Libre 3+: Day 1 glucose signal fluctuations captured on Zukka
Some of my L3+ had glucose signal fluctuations as shown in the above screenshots captured by the iPhone’s Zukka app and by comparing an expiring sensor and a newly applied sensor. They overlapped one day without pre-soak. For the current sensor, the fluctuations have not stopped after 24 hours.
I have no idea what the origin of these fluctuations is. Because the fluctuations are often lower than the steady trace of the expiring sensor, I suspect they were caused by the body’s immune response to the applicator’s needle and the L3+’s filament insertion into the body. Also I don’t understand the dynamic nature of the fluctuations.
Below is a description of how the immune response affects the sensor’s operation:
“A layer of acute inflammatory tissue (containing damaged cells, connective tissue, edema fluid, and immune cells) may surround the working electrode to become a mechanical or physical barrier that significantly inhibits/slows the inward diffusion of glucose and oxygen. Metabolically active cells adjacent to the electrode (red blood cells, macrophages, and neutrophils) actively consume glucose, significantly decreasing the number of glucose molecules reaching the working electrode. Macrophages have been identified as the major cell type producing a “Cell-Based Metabolic Barrier” that limits the diffusion of glucose from the adjacent interstitial fluid to the sensor's electrodes, causing an artificially low sensor output signal. Thus, performance of an enzyme-based electrochemical glucose sensor may be significantly affected by the dynamically changing local tissue environment immediately adjacent to the working and reference electrodes.
The cellular, humoral, and chemical environment surrounding a CGM electrode will start to stabilize within several hours and become more stable within 12 h of implantation, depending upon the amount of initial tissue trauma, ongoing tissue trauma due to body movement, and the degree of immune response produced by the individual patient. Thrombus will undergo fibrinolysis, neutrophils and macrophages will continue to phagocytize debris, and capillary vessels will regain their vasomotor control and no longer release protein-rich fluid into the wound.^(”)

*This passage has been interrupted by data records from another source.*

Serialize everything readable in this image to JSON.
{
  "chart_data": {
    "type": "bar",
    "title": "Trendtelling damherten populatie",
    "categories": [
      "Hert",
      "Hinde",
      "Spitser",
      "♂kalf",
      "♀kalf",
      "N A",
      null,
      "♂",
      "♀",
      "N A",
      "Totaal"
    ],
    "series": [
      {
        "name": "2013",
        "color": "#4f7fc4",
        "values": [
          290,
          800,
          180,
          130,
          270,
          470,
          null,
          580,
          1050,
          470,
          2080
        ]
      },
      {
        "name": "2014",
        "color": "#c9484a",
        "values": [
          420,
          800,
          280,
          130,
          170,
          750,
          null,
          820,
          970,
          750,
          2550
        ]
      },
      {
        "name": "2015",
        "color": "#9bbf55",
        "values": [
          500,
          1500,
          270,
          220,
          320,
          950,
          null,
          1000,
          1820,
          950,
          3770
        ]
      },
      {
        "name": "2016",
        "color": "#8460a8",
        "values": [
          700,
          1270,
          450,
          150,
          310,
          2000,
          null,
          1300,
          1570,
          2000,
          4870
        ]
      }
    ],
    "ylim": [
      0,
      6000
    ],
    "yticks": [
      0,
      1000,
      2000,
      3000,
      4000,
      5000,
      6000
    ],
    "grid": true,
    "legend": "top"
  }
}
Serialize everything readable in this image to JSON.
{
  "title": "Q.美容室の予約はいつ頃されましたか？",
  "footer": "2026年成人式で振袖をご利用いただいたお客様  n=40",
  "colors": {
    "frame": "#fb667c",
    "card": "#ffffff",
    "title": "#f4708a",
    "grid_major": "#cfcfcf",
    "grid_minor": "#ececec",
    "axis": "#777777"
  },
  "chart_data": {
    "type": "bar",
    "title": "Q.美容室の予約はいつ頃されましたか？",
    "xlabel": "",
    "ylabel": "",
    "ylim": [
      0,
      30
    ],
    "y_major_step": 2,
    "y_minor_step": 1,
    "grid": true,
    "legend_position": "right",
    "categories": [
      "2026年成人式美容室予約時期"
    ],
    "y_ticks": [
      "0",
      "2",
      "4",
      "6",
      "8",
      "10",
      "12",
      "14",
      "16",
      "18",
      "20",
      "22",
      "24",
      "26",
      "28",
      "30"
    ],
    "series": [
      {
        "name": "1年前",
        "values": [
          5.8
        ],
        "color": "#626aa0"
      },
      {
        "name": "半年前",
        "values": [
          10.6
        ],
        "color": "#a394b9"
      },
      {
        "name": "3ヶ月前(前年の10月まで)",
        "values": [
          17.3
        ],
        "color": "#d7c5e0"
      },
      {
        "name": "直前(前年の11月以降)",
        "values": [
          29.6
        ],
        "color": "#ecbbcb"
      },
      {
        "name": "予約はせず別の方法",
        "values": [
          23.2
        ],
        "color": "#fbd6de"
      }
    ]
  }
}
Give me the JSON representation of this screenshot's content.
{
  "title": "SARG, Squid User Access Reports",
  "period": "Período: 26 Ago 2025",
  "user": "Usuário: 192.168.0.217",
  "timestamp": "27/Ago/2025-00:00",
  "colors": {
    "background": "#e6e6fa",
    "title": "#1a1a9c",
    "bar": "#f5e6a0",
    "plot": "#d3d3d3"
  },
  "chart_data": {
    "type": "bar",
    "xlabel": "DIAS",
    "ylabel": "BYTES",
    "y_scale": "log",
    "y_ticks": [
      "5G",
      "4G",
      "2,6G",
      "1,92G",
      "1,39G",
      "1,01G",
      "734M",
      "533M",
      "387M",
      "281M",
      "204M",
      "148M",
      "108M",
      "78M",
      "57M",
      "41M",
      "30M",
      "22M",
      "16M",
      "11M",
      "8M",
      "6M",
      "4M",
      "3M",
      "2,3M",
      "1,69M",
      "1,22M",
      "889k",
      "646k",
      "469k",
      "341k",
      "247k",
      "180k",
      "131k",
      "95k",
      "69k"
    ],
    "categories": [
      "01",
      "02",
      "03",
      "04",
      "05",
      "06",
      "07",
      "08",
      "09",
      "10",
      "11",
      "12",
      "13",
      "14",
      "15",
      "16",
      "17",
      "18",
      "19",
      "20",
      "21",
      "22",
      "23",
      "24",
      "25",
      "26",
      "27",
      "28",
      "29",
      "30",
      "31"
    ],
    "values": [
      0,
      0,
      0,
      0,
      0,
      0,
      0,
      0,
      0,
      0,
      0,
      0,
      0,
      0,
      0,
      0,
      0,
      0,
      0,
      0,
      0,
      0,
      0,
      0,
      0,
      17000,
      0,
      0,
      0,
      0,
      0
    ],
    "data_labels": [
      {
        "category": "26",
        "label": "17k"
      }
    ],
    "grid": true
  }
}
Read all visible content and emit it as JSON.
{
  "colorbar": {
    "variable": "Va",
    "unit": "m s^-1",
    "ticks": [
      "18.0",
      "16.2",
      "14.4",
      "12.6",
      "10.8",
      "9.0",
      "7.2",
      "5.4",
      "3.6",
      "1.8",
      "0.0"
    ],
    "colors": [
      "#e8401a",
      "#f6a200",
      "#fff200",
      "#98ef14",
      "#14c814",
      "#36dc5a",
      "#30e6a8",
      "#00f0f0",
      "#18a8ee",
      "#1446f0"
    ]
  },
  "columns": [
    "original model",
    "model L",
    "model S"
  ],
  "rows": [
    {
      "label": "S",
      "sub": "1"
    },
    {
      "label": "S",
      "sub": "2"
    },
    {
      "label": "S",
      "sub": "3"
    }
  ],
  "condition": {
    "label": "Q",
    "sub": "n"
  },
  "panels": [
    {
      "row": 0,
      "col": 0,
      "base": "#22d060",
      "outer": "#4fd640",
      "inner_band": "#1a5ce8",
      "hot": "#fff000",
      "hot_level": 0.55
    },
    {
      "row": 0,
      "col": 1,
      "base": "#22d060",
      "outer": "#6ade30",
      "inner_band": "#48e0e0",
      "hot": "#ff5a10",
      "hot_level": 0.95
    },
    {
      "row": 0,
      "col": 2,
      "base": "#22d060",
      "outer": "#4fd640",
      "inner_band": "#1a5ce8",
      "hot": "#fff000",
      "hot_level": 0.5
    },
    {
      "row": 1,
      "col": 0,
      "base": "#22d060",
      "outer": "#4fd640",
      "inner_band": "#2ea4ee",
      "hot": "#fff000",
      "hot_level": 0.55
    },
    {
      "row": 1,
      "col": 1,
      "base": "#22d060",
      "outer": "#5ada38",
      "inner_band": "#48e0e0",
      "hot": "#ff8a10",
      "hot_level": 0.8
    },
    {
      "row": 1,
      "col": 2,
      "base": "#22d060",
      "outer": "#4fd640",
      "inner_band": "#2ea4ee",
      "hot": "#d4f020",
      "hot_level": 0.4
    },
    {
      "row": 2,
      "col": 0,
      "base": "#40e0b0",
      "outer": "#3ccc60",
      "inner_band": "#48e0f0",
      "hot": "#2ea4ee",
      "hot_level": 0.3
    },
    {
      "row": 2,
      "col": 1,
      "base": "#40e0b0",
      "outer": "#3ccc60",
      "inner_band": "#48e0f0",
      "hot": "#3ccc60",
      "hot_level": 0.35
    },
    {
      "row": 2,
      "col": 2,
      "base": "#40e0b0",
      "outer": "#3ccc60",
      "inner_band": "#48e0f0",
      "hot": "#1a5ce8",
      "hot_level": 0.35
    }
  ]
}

Depending on the individual and location of the sensor, this immune response could last hours to several days: “This delay of sensor functionality, which is also referred to as the run-in time of implantable biosensors and is defined as the time from implantation of the biosensor to the actual stabilization of the sensor baseline signal, can last a few hours to several days.”.
I hope the above references explain some of the complaints on this sub of initial poor performance or early failure of the sensor.
Obviously, these fluctuations cause unwanted errors. It will be interesting to find out if pre-soak could reduce or eliminate these fluctuations.